The wider problem however is, that when values are boosted the sensor quickly runs out of latitude. Consider the numbers: to be able to produce a dynamic range of 13 EVs, the sensor needs to be able to render 8192 shades of luminance. This is easy as long as the photosites gather that many photons before they register as full, but as the sensor’s intake is progressively boosted, satisfying this demand becomes increasingly challenging. If, for instance, the glass is full at 80 000 (216,29)electrons, you have some leeway (until roughly ISO 1250) before the only way to maintain 13 EVs is by interpolating new in-between values to make up for all the discarded details. Even though much of what a Bayer-type sensor does is interpolation, such gimmickry cannot avoid higher ISO’s taking a toll on dynamic range. Again, a loss of dynamic range may be a price worth paying for making an otherwise unworkable exposure work, but it does point to a trade-off worth being aware of: Past a specific point raising ISO comes with a significant cost.
Sensor physics and noise
Oh, and one more thing. I mentioned – in passing – the Bayer type sensor earlier. If you’ve never heard of the Bayer type sensor before, the reason is not that you’ve never encountered one. The Bayer-type sensor is without a doubt the dominant type of digital imaging sensor, and it’s based on that every photosite of a sensor actually captures only one color: red, green or blue. The camera’s processor (downstream) does some magic tricks to guess its way to what colour each photosite would actually have captured (had it been able to sense all colors, instead of just the relative intensity of red, green or blue). This introduces a massive quirk in that upstream noise actually is a mess of color – further exacerbated by the upstream amplification (boosting). Most of this never shows up in your prints, so you’re excused for not knowing this but all noise is coloured (the NR algorithm inherent in all in-camera JPEG’s tries hard to remove colour noise, and unless you shoot RAW and regularly tweak the noise reduction sliders in your RAW converter, you will likewise not have an inkling.). But one part of the “real problem” in effective noise reduction algorithms is that they have to try to preserve neighbouring pixels’ colour information while trying to eliminate as much colour noise as feasible.
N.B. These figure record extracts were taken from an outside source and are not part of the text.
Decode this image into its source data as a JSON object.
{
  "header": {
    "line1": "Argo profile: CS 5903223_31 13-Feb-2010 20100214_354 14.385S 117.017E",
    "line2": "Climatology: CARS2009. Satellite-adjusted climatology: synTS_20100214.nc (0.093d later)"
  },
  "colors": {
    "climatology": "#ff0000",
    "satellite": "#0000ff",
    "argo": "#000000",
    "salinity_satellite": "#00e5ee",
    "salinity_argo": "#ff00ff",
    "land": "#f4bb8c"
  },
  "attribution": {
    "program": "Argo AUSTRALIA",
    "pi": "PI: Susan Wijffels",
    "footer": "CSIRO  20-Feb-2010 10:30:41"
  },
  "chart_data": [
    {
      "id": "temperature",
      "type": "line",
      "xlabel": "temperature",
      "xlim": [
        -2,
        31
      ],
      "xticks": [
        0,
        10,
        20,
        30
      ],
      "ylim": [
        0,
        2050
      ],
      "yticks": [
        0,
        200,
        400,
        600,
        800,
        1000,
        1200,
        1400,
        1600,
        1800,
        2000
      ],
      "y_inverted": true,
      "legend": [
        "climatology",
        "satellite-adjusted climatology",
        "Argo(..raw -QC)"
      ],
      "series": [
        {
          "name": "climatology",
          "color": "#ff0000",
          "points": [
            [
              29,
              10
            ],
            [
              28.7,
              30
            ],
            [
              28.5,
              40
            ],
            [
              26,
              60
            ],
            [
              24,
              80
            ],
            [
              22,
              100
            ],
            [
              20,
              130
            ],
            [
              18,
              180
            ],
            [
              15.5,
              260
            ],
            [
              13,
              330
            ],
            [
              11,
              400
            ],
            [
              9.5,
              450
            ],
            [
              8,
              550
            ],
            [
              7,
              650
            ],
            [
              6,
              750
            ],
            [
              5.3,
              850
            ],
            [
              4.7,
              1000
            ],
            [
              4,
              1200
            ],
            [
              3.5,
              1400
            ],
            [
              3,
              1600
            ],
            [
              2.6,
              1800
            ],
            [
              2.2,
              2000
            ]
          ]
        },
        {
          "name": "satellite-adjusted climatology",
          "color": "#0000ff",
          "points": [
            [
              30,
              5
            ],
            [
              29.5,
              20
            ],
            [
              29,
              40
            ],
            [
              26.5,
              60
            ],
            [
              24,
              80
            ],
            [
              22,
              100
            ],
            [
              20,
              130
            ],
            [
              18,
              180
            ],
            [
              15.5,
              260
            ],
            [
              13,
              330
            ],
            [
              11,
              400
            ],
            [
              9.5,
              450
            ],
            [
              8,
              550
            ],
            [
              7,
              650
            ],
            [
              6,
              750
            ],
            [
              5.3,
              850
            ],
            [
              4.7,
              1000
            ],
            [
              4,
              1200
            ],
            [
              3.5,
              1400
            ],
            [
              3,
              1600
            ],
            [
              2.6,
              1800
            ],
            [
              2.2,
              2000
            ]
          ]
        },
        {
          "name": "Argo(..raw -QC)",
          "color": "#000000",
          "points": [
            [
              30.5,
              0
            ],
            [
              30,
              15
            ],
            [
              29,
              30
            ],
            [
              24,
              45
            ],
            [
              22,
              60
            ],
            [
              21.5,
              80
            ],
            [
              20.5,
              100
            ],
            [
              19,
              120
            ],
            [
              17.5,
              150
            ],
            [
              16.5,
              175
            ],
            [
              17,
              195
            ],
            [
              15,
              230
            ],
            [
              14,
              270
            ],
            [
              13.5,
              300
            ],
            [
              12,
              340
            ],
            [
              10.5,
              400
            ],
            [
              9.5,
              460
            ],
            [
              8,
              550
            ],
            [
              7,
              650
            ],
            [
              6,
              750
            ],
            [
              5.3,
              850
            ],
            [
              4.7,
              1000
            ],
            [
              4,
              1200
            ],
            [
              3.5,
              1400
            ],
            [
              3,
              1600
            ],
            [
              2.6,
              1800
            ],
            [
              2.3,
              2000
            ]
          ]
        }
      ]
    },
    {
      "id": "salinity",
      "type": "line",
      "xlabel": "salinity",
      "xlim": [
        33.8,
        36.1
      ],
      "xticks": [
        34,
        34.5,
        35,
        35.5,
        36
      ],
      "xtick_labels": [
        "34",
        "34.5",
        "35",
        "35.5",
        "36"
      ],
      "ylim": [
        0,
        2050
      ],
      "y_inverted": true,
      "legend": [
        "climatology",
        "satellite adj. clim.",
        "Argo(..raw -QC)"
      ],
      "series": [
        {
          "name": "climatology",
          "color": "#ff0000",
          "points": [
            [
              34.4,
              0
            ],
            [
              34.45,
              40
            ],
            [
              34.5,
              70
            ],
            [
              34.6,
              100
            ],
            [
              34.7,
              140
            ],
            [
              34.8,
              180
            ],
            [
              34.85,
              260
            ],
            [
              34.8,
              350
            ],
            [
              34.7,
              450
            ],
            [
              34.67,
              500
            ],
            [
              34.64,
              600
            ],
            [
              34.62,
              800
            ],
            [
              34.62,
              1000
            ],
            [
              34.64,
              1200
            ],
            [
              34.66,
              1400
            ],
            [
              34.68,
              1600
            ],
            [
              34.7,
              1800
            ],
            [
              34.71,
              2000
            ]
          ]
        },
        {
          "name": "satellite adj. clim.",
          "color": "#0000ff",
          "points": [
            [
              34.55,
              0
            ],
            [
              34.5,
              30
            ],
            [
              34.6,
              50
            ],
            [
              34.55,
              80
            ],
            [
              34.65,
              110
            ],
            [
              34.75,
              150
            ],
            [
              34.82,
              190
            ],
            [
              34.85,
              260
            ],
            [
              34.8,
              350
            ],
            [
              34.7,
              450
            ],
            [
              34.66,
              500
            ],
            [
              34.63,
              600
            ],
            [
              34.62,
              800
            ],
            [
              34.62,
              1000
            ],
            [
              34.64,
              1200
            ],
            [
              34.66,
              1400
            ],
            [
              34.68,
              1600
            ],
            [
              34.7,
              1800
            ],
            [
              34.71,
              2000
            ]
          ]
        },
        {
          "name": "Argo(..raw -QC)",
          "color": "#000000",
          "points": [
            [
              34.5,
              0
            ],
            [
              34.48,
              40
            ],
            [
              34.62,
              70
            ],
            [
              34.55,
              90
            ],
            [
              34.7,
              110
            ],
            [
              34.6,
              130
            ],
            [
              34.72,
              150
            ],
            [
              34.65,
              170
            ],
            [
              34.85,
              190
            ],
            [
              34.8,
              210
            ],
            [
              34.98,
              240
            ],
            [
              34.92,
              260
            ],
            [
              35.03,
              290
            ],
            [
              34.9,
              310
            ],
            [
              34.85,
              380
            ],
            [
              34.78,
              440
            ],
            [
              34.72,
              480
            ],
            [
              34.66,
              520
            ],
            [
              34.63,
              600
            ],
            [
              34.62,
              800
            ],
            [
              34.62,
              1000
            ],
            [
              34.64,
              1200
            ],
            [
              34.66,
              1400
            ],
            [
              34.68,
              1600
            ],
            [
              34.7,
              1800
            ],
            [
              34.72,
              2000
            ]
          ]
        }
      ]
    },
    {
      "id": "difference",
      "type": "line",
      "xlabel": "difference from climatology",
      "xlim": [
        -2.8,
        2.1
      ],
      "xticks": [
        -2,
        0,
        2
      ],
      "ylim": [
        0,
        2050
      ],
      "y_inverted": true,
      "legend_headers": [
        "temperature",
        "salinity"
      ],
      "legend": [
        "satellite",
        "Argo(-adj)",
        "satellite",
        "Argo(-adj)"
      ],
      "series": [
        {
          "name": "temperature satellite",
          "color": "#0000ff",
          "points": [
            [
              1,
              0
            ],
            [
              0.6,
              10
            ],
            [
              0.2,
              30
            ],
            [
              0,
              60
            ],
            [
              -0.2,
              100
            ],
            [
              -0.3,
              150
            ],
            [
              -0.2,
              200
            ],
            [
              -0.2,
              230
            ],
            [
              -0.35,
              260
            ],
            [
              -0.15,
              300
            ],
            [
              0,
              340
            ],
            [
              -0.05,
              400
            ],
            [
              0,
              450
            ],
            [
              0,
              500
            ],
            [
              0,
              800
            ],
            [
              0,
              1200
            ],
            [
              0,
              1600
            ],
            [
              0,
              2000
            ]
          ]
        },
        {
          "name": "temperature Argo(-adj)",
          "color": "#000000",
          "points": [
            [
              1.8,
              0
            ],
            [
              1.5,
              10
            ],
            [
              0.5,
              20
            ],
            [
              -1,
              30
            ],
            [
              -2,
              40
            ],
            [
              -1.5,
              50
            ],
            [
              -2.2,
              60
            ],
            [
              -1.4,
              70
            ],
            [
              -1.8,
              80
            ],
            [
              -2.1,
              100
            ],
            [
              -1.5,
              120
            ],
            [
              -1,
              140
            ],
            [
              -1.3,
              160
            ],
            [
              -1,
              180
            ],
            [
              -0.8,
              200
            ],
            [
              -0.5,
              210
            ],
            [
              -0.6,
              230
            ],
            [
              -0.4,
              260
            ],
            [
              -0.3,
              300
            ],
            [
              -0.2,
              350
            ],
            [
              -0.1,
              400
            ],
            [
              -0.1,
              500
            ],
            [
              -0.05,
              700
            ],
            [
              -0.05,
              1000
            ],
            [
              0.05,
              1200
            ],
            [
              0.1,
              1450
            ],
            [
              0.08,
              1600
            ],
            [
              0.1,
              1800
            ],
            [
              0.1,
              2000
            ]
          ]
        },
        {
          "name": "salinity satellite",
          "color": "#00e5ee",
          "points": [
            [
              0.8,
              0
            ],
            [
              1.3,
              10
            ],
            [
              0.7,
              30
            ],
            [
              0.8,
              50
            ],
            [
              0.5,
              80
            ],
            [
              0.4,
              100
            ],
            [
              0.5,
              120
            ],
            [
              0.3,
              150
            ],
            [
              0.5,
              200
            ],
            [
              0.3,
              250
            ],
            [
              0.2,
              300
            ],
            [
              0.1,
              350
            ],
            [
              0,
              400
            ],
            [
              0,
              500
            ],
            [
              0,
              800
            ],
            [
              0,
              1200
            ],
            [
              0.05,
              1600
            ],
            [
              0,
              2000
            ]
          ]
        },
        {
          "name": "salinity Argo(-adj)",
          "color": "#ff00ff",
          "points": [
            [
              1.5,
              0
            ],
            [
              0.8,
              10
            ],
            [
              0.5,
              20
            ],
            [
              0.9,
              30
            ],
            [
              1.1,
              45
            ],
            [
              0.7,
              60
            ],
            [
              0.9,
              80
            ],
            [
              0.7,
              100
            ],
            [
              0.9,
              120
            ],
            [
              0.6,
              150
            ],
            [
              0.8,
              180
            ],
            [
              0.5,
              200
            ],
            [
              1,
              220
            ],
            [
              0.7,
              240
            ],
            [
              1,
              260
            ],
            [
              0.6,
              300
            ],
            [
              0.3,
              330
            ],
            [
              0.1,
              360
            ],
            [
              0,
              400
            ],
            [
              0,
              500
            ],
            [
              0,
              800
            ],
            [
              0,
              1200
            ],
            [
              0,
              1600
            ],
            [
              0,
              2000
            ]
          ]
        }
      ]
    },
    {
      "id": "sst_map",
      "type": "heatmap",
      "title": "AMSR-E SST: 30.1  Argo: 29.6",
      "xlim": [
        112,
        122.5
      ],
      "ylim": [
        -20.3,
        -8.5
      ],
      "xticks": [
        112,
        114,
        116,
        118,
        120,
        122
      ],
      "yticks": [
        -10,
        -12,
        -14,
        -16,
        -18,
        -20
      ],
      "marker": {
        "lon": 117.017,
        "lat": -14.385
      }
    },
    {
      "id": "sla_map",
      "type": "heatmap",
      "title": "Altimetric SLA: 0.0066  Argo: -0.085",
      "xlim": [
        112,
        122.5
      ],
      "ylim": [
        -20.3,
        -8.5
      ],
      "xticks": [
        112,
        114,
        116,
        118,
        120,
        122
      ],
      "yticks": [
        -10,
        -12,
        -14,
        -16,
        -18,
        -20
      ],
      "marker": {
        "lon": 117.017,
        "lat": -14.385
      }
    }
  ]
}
Neither I have hard-core access to what the sensor actually records (the best I can do is RAW), but I can illustrate the issue with one of those RAW files:
This shot was taken in late twilight in a Helsinki backyard. My main point was trying to ascertain whether the Sony a7R (in aps-C crop mode) coupled with a Pentax-110 lens produces usable results (better than expected), but it is a useful illustration for colour noise as well. On the left you have a thumbnail resize of the entire scene (ACR default), then two 1:1 crops: first with default ACR conversion (which reduces chroma noise), and then a second 1:1 crop that is otherwise identical, except that the chroma noise reduction slider was set to 0. As you can see in the right-hand crop, a significant portion of all noise is made up from – correct – red, green and blue pixels.